29 giugno, 2008

Grado da Metropoli a Pieve


C'è un punto di frattura tra la storia brillante delle origini di Grado e il lento ma inesorabile degrado, questo punto si può identificare con il passaggio definitivo del Patriarcato da Grado a Venezia.

Dopo la soppressione del titolo vescovile (1451), Grado diventa una semplice pieve del patriarcato di Venezia, alla cui guida il Papa Niccolò V aveva eletto Lorenzo (1381-1456), della famiglia Zustinian o Giustianiani, una delle più nobili e in vista della Repubblica.

I primi anni del suo patriarcato corrispondono ad un periodo difficile per la Serenissima, minacciata dai Turchi; inoltre, la nuova giurisdizione ecclesiastica, molto più vasta rispetto a quella castellanense, richiede al nuovo presule e ai suoi successori notevoli sforzi organizzativi e amministrativi tali imporre una gestione provvisoria soprattutto dei territori più decentrati e degli affari meno urgenti: per queste ragioni bisogna attendere quasi vent'anni e arrivare al 1470 perché a Grado venga nominato il primo pievano, Giovanni Aspasio.

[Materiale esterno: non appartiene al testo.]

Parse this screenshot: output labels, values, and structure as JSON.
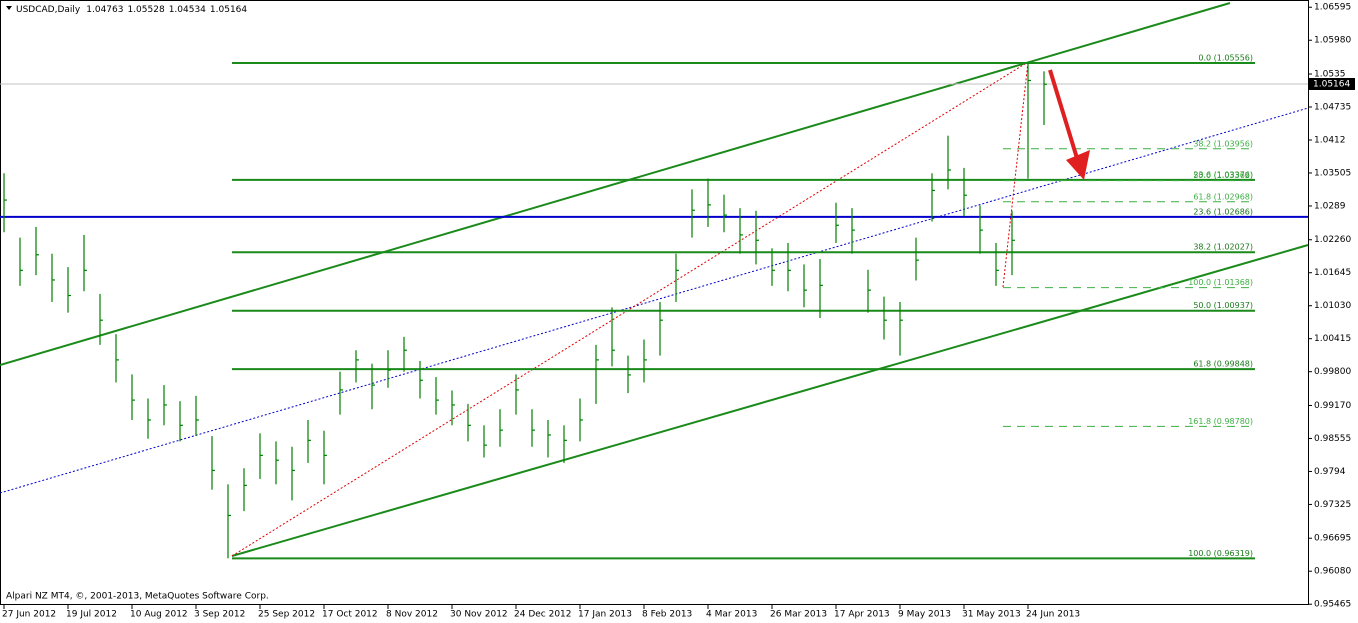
{
  "chart_data": {
    "type": "ohlc",
    "title": "USDCAD,Daily",
    "ohlc_header": [
      1.04763,
      1.05528,
      1.04534,
      1.05164
    ],
    "footer": "Alpari NZ MT4, ©, 2001-2013, MetaQuotes Software Corp.",
    "categories": [
      "27 Jun 2012",
      null,
      null,
      null,
      "19 Jul 2012",
      null,
      null,
      null,
      "10 Aug 2012",
      null,
      null,
      null,
      "3 Sep 2012",
      null,
      null,
      null,
      "25 Sep 2012",
      null,
      null,
      null,
      "17 Oct 2012",
      null,
      null,
      null,
      "8 Nov 2012",
      null,
      null,
      null,
      "30 Nov 2012",
      null,
      null,
      null,
      "24 Dec 2012",
      null,
      null,
      null,
      "17 Jan 2013",
      null,
      null,
      null,
      "8 Feb 2013",
      null,
      null,
      null,
      "4 Mar 2013",
      null,
      null,
      null,
      "26 Mar 2013",
      null,
      null,
      null,
      "17 Apr 2013",
      null,
      null,
      null,
      "9 May 2013",
      null,
      null,
      null,
      "31 May 2013",
      null,
      null,
      null,
      "24 Jun 2013",
      null
    ],
    "high": [
      1.035,
      1.023,
      1.025,
      1.02,
      1.0175,
      1.0235,
      1.0125,
      1.005,
      0.9975,
      0.993,
      0.9955,
      0.9925,
      0.9935,
      0.986,
      0.977,
      0.98,
      0.9865,
      0.985,
      0.984,
      0.989,
      0.987,
      0.998,
      1.002,
      0.9995,
      1.002,
      1.0045,
      1.0,
      0.997,
      0.9945,
      0.992,
      0.988,
      0.991,
      0.9975,
      0.991,
      0.989,
      0.988,
      0.993,
      1.003,
      1.01,
      1.001,
      1.004,
      1.011,
      1.02,
      1.032,
      1.034,
      1.031,
      1.0285,
      1.028,
      1.021,
      1.022,
      1.018,
      1.019,
      1.0295,
      1.0285,
      1.017,
      1.012,
      1.011,
      1.023,
      1.035,
      1.042,
      1.036,
      1.029,
      1.022,
      1.028,
      1.0556,
      1.054
    ],
    "low": [
      1.024,
      1.014,
      1.016,
      1.011,
      1.009,
      1.013,
      1.003,
      0.996,
      0.989,
      0.9855,
      0.988,
      0.985,
      0.986,
      0.976,
      0.9632,
      0.972,
      0.978,
      0.977,
      0.974,
      0.981,
      0.977,
      0.99,
      0.996,
      0.991,
      0.995,
      0.998,
      0.993,
      0.99,
      0.988,
      0.985,
      0.982,
      0.984,
      0.99,
      0.984,
      0.982,
      0.981,
      0.985,
      0.992,
      0.999,
      0.994,
      0.996,
      1.001,
      1.011,
      1.023,
      1.025,
      1.024,
      1.02,
      1.018,
      1.014,
      1.013,
      1.01,
      1.008,
      1.022,
      1.02,
      1.009,
      1.004,
      1.001,
      1.015,
      1.026,
      1.032,
      1.027,
      1.02,
      1.014,
      1.016,
      1.034,
      1.044
    ],
    "close": [
      1.03,
      1.0169,
      1.0198,
      1.0151,
      1.0122,
      1.0169,
      1.0076,
      1.0002,
      0.9927,
      0.989,
      0.9918,
      0.988,
      0.989,
      0.9796,
      0.9712,
      0.9768,
      0.9824,
      0.9815,
      0.9796,
      0.9852,
      0.9824,
      0.9946,
      1.0002,
      0.9955,
      0.9983,
      1.002,
      0.9964,
      0.9927,
      0.9918,
      0.988,
      0.9843,
      0.9871,
      0.9946,
      0.9871,
      0.9862,
      0.9852,
      0.989,
      1.0002,
      1.002,
      0.9974,
      1.0002,
      1.0076,
      1.0169,
      1.0281,
      1.0291,
      1.0272,
      1.0235,
      1.0225,
      1.0169,
      1.0169,
      1.0132,
      1.0141,
      1.0253,
      1.0244,
      1.0132,
      1.0076,
      1.0076,
      1.0188,
      1.0318,
      1.0356,
      1.0309,
      1.0244,
      1.0169,
      1.0225,
      1.0523,
      1.0516
    ],
    "color": "#008000",
    "ylim": [
      0.9545,
      1.0673
    ],
    "yticks": [
      1.06595,
      {
        "value": 1.0598,
        "label": "1.05980"
      },
      1.0535,
      1.04735,
      1.0412,
      1.03505,
      1.0289,
      {
        "value": 1.0226,
        "label": "1.02260"
      },
      1.01645,
      {
        "value": 1.0103,
        "label": "1.01030"
      },
      1.00415,
      {
        "value": 0.998,
        "label": "0.99800"
      },
      {
        "value": 0.9917,
        "label": "0.99170"
      },
      0.98555,
      0.9794,
      0.97325,
      0.96695,
      {
        "value": 0.9608,
        "label": "0.96080"
      },
      0.95465
    ],
    "last_price": 1.05164,
    "fib_main": [
      {
        "value": 1.05556,
        "label": "0.0 (1.05556)"
      },
      {
        "value": 1.03376,
        "label": "23.6 (1.03376)"
      },
      {
        "value": 1.02027,
        "label": "38.2 (1.02027)"
      },
      {
        "value": 1.00937,
        "label": "50.0 (1.00937)"
      },
      {
        "value": 0.99848,
        "label": "61.8 (0.99848)"
      },
      {
        "value": 0.96319,
        "label": "100.0 (0.96319)"
      }
    ],
    "fib_secondary": [
      {
        "value": 1.03956,
        "label": "38.2 (1.03956)"
      },
      {
        "value": 1.03362,
        "label": "50.0 (1.03362)"
      },
      {
        "value": 1.02968,
        "label": "61.8 (1.02968)"
      },
      {
        "value": 1.01368,
        "label": "100.0 (1.01368)"
      },
      {
        "value": 0.9878,
        "label": "161.8 (0.98780)"
      }
    ],
    "blue_level": {
      "value": 1.02686,
      "label": "23.6 (1.02686)"
    }
  }
}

Dal punto di vista socio-economico la popolazione era per lo più composta da pescatori e da trasportatori di sabbia, che commerciavano con l'entroterra friulano e con Trieste, ma soprattutto con Venezia. Le altre attività economiche erano legate alla produzione e alla distribuzione dei beni di prima necessità o ai servizi indispensabili: vi erano contadini che producevano e vendevano ortaggi e frutta, coltivati nelle vaste aree agricole ancora estese al di fuori delle mura cittadine, artigiani e commercianti. Il livello di istruzione di tutte queste persone era molto basso e la quasi totalità della popolazione continuava a rimanere analfabeta.
Le misere casse comunali riuscivano a malapena ad assicurare alla popolazione le sole esigenze primarie e quotidiane, mentre si doveva ricorrere, con molte insistenze talvolta secolari, all'aiuto della Repubblica per le opere e gli interventi di maggior impegno finanziario e straordinari, quali la ricostruzione delle mura, il risanamento degli edifici pubblici, civili e religiosi, il rifacimento delle strutture di protezione dell'abitato e di difesa militare del territorio.
Mentre i reggitori del Comune erano veneti, i sacerdoti della comunità erano quasi sempre indigeni, spesso appartenenti alle famiglie più in vista, che ne imponevano l'elezione.
La lettura e l'analisi dei documenti confermano la precarietà del tessuto sociale e le difficoltà della vita associata, e testimoniano frequenti contese e anche risse furibonde, che potevano degenerare talvolta in delitti, che l'impotenza dell'autorità locale spesso non riusciva a prevenire né a reprimere. In questo clima sociale e civile, un gravissimo e preoccupante problema della città era quello della sicurezza pubblica e dell'incolumità degli abitanti, per la presenza di persone poco raccomandabili e sediziose, che giravano armate per l'isola, minacciando e terrorizzando i cittadini di giorno e disturbando la quiete pubblica nelle buie notti. Oltre ai reati contro la persona, vi erano quelli contro il patrimonio: i furti nelle botteghe, negli orti, nei cortili e nei pascoli, dettati sovente dallo stato di estrema indigenza di alcuni, erano quotidiani nelle aree del territorio comunale situate fuori delle mura, specialmente verso meridione.
Il quadro generale della vita collettiva non è sempre, però, contrassegnato da tinte fosche ed equivoche: si tratta, nei casi estremi, di eccezioni, che sono comunque il frutto di una realtà variegata ed in lenta evoluzione, che porterà verso la fine del XVII e l'inizio del XVIII secolo ad un graduale miglioramento delle condizioni generali della vita civile e religiosa.